As software developers, we can be responsible for tens of thousands of lines of code—and in many cases more—and may be working in a team comprising a range of other individuals. At this scale, badly designed applications can become unwieldy, unreliable, and difficult to test.
It's unwieldy because without a strong design, functionality is tacked on as it's required, building on an already shaky foundation; unreliable because this shaky foundation has cracks crawling with bugs, and difficult to test because the system's parts are so intertwined that each component doesn't have a clear set of responsibilities and capabilities.
This is the danger of taking an idea and running with it; you may be creating code that grows out of control like a weed in a garden. A design is the key because it allows you to be the gardener (carefully tending each facet of the system as it grows). We want to create a clear, positive structure for our team members to start from and build on.
The structure we want to create in an application should give us clear delineation between one component and another. Each part of the system should be responsible for itself and nothing more (a small part in a larger machine). The layers of our code (from data to presentation and all the wiring in between) should also be clear-cut because no one wants to see a template talking directly to a backend service.
This is a classic example of overlapping concern. In this presentation, code should never have to worry about fetching data, only how to present it. This, and many more such issues, can be easily avoided with a strong structure and application design that is implemented from the start.
Many have gone on this journey of scalability before us. It's worth remembering that there are many formal metrics to help us determine whether our code is too complex. "Cyclomatic complexity" is one example, a technique that evaluates details (such as code cohesion and branching depth) and can be tied into automated systems that raise a warning when a threshold for complexity is crossed.
In reality though, such metrics are a method of firefighting complexity rather than planning to avoid it.

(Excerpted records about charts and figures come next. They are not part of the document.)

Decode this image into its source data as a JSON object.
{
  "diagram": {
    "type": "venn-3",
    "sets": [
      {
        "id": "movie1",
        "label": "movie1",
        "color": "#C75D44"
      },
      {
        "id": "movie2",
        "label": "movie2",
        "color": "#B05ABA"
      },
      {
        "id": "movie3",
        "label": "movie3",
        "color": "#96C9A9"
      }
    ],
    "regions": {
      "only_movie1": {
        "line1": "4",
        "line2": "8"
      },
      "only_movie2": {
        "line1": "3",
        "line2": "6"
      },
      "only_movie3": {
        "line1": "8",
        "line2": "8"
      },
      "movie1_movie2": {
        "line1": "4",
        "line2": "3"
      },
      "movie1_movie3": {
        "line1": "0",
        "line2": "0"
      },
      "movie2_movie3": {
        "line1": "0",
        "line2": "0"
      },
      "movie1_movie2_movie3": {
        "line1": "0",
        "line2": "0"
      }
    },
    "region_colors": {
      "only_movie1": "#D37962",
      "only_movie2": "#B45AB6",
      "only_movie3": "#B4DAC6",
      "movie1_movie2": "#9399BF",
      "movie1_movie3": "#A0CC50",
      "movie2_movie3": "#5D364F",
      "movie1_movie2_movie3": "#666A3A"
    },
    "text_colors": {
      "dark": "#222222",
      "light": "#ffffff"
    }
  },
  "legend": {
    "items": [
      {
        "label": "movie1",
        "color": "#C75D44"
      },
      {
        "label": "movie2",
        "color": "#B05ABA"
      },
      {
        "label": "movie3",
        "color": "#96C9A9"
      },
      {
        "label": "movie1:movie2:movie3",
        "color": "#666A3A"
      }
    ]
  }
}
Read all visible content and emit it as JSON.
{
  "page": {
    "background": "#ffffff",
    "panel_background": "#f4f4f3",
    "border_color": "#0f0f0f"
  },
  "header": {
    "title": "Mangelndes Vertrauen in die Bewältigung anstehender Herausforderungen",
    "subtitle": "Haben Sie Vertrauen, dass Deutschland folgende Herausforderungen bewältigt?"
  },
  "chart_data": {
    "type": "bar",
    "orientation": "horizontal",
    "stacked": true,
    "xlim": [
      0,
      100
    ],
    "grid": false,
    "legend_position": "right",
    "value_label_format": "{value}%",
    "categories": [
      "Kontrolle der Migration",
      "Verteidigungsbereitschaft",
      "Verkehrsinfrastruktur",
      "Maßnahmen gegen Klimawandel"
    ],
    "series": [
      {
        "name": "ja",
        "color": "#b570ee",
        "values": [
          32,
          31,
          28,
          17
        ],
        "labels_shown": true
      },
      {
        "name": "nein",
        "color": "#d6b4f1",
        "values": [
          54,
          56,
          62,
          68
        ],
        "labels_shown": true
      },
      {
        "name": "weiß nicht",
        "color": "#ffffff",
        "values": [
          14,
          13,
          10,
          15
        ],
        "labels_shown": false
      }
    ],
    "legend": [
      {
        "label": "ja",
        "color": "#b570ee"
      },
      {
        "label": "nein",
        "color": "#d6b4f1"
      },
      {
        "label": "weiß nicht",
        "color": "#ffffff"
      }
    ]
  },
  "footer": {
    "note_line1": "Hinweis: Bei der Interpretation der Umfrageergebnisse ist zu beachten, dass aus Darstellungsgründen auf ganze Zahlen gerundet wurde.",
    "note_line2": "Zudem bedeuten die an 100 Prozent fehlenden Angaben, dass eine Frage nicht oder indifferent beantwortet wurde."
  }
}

By looking at ways in which we can structure our code for success, we can minimize the need for such automated checks.
The first stop must be object-orientated programming (OOP). By encouraging a piece of functionality to be encapsulated in a class, we immediately impose a sense of separation in our application. Just as splitting our multi-hundred-line script into separate chunks made sense, here we can formalize this approach by creating classes that take responsibility for a single piece of functionality.
With the photo gallery, the pagination is a great example of where concerns could overlap. My original implementation just had a lot of loops and conditional statements wrapped up with the HTML. Instead, we can have one class that does the logic of the pagination (for example, whether the "next" link is available) and another class responsible for generating the HTML based on this data.
In Ext JS 4, Sencha brought in a new class system that allows you to better create objects that encapsulate application functionality as well as a strong application framework. Ext JS 5 builds on this and adds some extra features to make the Ext JS application architecture ideal for everyone (from individual developers to large teams). The structured approach that it makes available allows you to scale a code base while keeping its foundations strong.